Que Student Protest 20120516 TOPIX
Protesters make their way through the hall of a Montreal university to disrupt classes Wednesday, May 16, 2012 in Montreal. THE CANADIAN PRESS/Paul Chiasson Paul Chiasson
Canada

Quebec’s student protests: righteous anger, shame about the execution

Perversely, they add legitimacy to the government’s argument for a special law to end the strike
By Martin Patriquin
Paul Chiasson/CP Images
At last, it's come true!

About a year and a half ago, sister mag L’Actualité published a rebuttal issue to our fun and frameable Bonhomme cover entitled Quebec: The Most Corrupt Province In Canada. Their cover picture depicted a pack of righteously outraged Bonhommes armed with (I think) vuvuzelas, marching in the street against corruption. The idea, of course, was that Quebecers were furious with corruption-addled Liberal government, and weren’t going to take it anymore.

I thought it was a neat-o picture. My friend/colleague Patrick Lagacé, not so much. “Bah,” he said when he saw the cover. “Quebecers don’t protest in the streets unless it’s over a hockey team.”

Ouch.

And yet, he’s right, isn’t he? Despite being in power for nearly 10 years, most of which in the doldrums of public opinion, there has been no large-scale, grassroots protest against the Charest government. This is even more incredible given the numerous scandals (here, here, here and most recently here, for starters) over the last three or so years.

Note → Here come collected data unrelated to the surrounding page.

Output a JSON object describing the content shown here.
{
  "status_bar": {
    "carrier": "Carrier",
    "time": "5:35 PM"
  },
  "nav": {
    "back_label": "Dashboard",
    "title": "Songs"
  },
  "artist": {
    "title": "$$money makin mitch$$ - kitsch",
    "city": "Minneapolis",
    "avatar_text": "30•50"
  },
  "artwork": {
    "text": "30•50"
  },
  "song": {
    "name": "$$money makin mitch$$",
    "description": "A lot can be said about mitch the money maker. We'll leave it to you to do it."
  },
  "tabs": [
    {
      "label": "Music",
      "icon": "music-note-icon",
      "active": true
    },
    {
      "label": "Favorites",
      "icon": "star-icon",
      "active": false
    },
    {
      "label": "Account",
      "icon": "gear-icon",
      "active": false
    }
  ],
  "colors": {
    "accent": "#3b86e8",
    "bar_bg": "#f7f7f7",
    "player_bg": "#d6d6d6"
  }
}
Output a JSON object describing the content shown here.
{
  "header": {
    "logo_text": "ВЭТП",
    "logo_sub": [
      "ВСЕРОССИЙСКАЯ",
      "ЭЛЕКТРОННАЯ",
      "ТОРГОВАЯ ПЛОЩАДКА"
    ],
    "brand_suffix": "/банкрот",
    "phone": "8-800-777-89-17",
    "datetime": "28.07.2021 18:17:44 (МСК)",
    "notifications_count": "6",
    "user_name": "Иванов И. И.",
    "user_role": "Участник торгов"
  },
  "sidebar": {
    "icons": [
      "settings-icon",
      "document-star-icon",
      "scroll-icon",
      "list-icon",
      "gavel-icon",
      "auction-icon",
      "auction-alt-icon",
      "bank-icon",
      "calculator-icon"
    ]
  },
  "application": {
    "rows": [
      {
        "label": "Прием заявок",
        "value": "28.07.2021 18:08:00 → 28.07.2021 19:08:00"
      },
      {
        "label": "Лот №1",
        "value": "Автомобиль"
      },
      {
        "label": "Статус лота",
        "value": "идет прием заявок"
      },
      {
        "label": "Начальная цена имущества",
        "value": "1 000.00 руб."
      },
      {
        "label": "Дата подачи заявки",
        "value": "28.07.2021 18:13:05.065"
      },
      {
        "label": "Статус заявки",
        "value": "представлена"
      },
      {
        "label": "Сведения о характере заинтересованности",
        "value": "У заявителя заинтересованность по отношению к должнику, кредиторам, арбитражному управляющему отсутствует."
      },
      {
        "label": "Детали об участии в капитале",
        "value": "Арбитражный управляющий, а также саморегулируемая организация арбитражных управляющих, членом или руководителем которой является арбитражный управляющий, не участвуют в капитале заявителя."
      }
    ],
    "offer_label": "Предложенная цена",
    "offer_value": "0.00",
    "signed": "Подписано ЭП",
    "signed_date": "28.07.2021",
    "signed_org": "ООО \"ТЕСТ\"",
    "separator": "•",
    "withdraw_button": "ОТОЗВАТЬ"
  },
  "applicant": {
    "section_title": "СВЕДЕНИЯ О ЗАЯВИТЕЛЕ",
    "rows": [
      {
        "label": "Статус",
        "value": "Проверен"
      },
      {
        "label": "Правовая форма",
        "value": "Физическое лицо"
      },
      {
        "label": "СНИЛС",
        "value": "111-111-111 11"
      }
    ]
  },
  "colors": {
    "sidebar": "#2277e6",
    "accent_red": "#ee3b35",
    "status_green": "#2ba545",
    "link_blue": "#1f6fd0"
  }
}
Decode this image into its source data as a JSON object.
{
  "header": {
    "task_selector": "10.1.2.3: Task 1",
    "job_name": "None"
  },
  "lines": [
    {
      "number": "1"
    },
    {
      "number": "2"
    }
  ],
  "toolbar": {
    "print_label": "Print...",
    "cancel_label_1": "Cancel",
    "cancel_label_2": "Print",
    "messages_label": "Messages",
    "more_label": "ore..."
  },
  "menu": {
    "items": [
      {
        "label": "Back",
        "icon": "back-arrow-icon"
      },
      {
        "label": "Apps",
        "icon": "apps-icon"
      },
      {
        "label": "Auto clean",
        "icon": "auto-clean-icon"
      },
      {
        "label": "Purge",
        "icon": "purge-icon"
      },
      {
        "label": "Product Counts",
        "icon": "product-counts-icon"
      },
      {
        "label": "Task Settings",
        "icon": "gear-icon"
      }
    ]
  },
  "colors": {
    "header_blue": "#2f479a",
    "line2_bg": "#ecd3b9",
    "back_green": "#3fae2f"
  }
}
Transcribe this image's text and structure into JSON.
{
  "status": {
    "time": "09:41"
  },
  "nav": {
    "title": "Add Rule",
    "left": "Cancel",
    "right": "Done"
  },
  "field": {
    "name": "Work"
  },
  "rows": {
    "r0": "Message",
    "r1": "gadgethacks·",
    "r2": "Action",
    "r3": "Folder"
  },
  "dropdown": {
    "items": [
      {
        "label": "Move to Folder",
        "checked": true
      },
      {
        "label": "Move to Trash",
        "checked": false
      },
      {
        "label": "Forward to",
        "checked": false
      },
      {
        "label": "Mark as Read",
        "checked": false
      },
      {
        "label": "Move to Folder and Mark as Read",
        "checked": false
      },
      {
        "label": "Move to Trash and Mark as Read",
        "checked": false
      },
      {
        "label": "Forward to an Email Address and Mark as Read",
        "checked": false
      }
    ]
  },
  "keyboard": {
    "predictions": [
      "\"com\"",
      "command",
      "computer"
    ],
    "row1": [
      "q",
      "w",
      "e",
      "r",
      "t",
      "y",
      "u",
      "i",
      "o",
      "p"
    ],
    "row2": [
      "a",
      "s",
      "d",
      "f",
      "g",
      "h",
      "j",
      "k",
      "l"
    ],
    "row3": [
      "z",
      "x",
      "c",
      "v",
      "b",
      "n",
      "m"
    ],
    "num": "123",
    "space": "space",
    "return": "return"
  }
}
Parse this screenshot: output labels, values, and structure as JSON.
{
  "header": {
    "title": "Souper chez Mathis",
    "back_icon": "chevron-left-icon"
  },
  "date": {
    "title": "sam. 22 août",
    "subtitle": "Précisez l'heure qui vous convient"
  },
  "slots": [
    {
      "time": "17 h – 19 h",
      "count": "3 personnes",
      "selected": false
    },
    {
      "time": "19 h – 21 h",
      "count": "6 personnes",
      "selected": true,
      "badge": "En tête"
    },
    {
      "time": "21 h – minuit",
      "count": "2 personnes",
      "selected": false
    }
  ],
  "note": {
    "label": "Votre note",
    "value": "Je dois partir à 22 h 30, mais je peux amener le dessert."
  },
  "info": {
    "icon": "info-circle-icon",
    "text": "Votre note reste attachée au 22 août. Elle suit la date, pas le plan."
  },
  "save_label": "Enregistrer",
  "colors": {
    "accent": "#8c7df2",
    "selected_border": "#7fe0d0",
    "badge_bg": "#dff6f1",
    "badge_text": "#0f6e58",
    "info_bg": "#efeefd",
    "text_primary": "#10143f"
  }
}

In fact, far from protesting the government, Quebecers keep re-electing it to office: Jean Charest’s Liberals are the only government since Duplessis to win three consecutive terms. If, as the polls suggest, Quebecers aren’t happy with the Charest government, they certainly haven’t done much about it. Meanwhile, the only blue march we’ve seen was a festive affair to (playfully) cajole the NHL into anointing Quebec City with a hockey team. Several thousands attended. And yes, there were plenty of vuvuzelas.

Which brings us to the current protest over tuition fees waging in the streets, Metros and, in an exceptionally unclassy episode today, in the classrooms of the province. I’m not sure when, exactly, it happened, but at some point the scope of the strike became larger even as those remaining on the street diminished. It’s at the point where CLASSE, the more radical of the four groups representing striking students, had its legitimacy challenged by Force étudiante critique, which counts among its members at least one of the alleged Metro smoke bombers.

The anti-capitalist group known as CLAC has incorporated “the fighting students” into its ranks of  “radical feminists”, “anti-capitalists, anarchists, communists” and “those who are pissed off, and are at the end of their rope.” There are huge problems with their tactics and their rhetoric, but it remains that those students (and many non-students, surely) are the only ones to wear their discontent with the current government on their sleeve. Everyone else has stayed on the couch.

Of course, their boorish tactics and yawn-inducing nihilist spiel have only alienated these noyau dur protesters from a population that might otherwise feel a certain kinship to their cause. They aren’t humanitarians, freedom fighters or anything approaching such romantic connotations. At best, they are discontents; at their worst, thugs. Perversely, they add legitimacy to the government’s argument for a special law to end the strike. Yet there isn’t an ounce of apathy to their cause. The same can’t be said for the people watching them.

There is a much better outlet for their energies: work to vote the bums out. There are two political parties that at the very least support the broad strokes of the student movement. One of them, the Parti Québécois, stands a good chance of forming the next government—and its MNAs wear the red square on their lapels! Both these parties—the other is Québec solidaire—have histories of advocating broad social change, and together occupy a huge chunk of Quebec’s left political flank. Conveniently enough, there has to be an election within the next year and a half.

Marois and company, who know a thing or three about electoral pandering, need to be held to account on their pro-student rhetoric; meanwhile, Québec solidaire needs to elect more than one MNA. The low voter turnout, fueled largely by younger people staying home on election day, only helps the incumbent Liberals.

But no. There are injunctions to break, and windows that need smashing.